They say it happens to all Mom's at least once. My day was yesterday and it was the worst feeling I've experienced to date.
After church yesterday morning we (Andrew's parents, his sister, nephew, my two sisters and us) all went out for lunch. I was near the front and Andrew headed up the rear. As soon as we got our table I made a dash for the bathroom. Can't hold it very long now with a 7 month growing baby in the belly :)

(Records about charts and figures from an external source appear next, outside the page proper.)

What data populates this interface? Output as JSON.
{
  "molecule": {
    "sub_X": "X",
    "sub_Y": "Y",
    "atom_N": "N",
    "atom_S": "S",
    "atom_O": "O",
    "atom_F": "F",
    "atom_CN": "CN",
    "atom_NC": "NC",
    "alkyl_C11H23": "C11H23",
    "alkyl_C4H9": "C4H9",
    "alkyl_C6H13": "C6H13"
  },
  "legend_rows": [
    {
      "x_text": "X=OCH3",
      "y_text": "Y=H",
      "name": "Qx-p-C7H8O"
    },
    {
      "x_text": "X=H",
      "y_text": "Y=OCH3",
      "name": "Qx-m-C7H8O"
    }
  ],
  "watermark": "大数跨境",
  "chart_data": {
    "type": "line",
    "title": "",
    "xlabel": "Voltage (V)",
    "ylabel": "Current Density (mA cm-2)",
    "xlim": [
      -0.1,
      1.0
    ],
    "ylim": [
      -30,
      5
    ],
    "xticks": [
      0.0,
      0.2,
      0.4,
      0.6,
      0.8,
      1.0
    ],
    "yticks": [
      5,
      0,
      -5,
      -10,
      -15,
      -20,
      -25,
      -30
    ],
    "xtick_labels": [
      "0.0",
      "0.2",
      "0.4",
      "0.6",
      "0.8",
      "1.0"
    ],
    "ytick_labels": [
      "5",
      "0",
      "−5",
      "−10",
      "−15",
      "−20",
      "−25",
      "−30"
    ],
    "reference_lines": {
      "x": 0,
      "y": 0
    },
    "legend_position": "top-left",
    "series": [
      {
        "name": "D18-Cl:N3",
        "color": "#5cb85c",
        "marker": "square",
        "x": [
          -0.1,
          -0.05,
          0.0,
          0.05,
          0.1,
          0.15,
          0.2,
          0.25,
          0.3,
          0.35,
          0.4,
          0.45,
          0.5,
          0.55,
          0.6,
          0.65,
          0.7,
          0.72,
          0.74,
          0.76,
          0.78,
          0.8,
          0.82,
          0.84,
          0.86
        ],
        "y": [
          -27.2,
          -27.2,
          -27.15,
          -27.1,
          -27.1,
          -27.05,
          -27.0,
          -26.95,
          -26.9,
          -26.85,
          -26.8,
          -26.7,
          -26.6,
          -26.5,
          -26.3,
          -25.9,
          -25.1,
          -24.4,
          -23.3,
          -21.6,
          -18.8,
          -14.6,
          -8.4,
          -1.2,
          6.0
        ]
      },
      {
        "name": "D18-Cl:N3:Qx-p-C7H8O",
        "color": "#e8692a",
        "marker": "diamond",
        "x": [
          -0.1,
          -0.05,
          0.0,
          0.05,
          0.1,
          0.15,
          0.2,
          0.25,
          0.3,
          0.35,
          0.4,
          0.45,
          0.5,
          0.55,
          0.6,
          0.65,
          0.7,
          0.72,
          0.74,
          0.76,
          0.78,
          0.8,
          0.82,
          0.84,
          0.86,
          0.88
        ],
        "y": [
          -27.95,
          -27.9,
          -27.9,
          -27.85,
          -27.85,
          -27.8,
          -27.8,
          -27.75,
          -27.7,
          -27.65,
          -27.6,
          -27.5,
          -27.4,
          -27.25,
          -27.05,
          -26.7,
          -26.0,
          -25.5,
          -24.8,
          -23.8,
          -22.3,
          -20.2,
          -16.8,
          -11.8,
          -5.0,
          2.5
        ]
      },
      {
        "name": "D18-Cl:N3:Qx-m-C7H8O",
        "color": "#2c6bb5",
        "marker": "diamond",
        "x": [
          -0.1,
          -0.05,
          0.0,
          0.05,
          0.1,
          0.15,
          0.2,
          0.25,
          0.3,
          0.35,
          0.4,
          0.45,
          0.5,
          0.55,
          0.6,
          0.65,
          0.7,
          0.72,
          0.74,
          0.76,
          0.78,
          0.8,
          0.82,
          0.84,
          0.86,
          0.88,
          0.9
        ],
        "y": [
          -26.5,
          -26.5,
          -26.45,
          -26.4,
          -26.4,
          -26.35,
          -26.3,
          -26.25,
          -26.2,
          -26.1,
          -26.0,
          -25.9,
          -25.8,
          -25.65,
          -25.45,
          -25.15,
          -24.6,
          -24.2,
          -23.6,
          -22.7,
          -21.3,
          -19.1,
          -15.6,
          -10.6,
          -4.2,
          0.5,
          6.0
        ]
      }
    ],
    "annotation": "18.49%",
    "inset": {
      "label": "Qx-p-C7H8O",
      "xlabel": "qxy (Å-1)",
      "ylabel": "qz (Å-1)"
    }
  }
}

I came back to the table and noticed everyone was sitting down except for JaneClaire and my sister Charity. I asked where they were and Andrew replied that they had gone to the bathroom. Next thing I knew Charity was back, but no JC. Fear like none other hit me. "WHERE is JaneClaire??" Charity said she wasn't with her...never had been. No one had seen her. I jumped up along with Andrew and his parents and started running around looking for her. My legs felt like jello. I can remember feeling like I was in slow motion, a dreamy feeling, all the noises around me were muffled. I wanted to cry and scream. I yelled for her. I could see people eating everywhere and no one seemed to pay attention. I looked for any sign of blond hair or a red gingerbread dress. After what seemed like hours I turned around and saw Rocky, Andrew's Dad, walking in from outside. He had my baby!! I ran to her and hugged her, kissed her and cried. She was crying, her nose was bleeding (I assume from being so upset)...her face told me that she had been crying for some time. Her little nose was bright red and her face and eyes were puffy. She was still wearing her coat. I asked her where she was. "I was outside sitting on the curb crying for you!!" She had never come in the restaurant with us. When we were all coming in she said that she stopped "to pick cattails". Andrew said when he and his Dad went outside they could hear her screaming for us. She told me she was sorry. So was I. How could I have let this happen? I have never misplaced my babies! I didn't want her out of my sight. After we had settled down, I took JC through the buffet line for her food. She held my arm as we walked together. "Mom, did you hear my praying?" "No, what were you praying about?" "I said, Dear God, Thank you for this day. Please help me find my Mommy and Daddy."
I cried again and kissed her. Thank you God for keeping her safe!!
Later last night as we were snuggled on the couch watching TV I asked her what she did when she noticed we were all gone. "I sat on the curb and started crying. I yelled for you but I knew to stay in one place. I was scared I would get hit by a car. People even saw me and they just stared and walked by me!!"
At pm service last night, I talked with some friends about what happened. Much to my surprise each Mom had a similar story..."I lost mine at Disney World" "I lost her at the mall" "She was missing at the bowling alley"....
JC fell asleep early last night. As I watched her, I prayed... thanking God again for keeping her safe and bringing her back to me. Anything could have happened and I had to force myself from thinking about it. I have experienced a fear greater than I could have imagined. She was only gone for a few minutes...but those minutes seemed like eternity.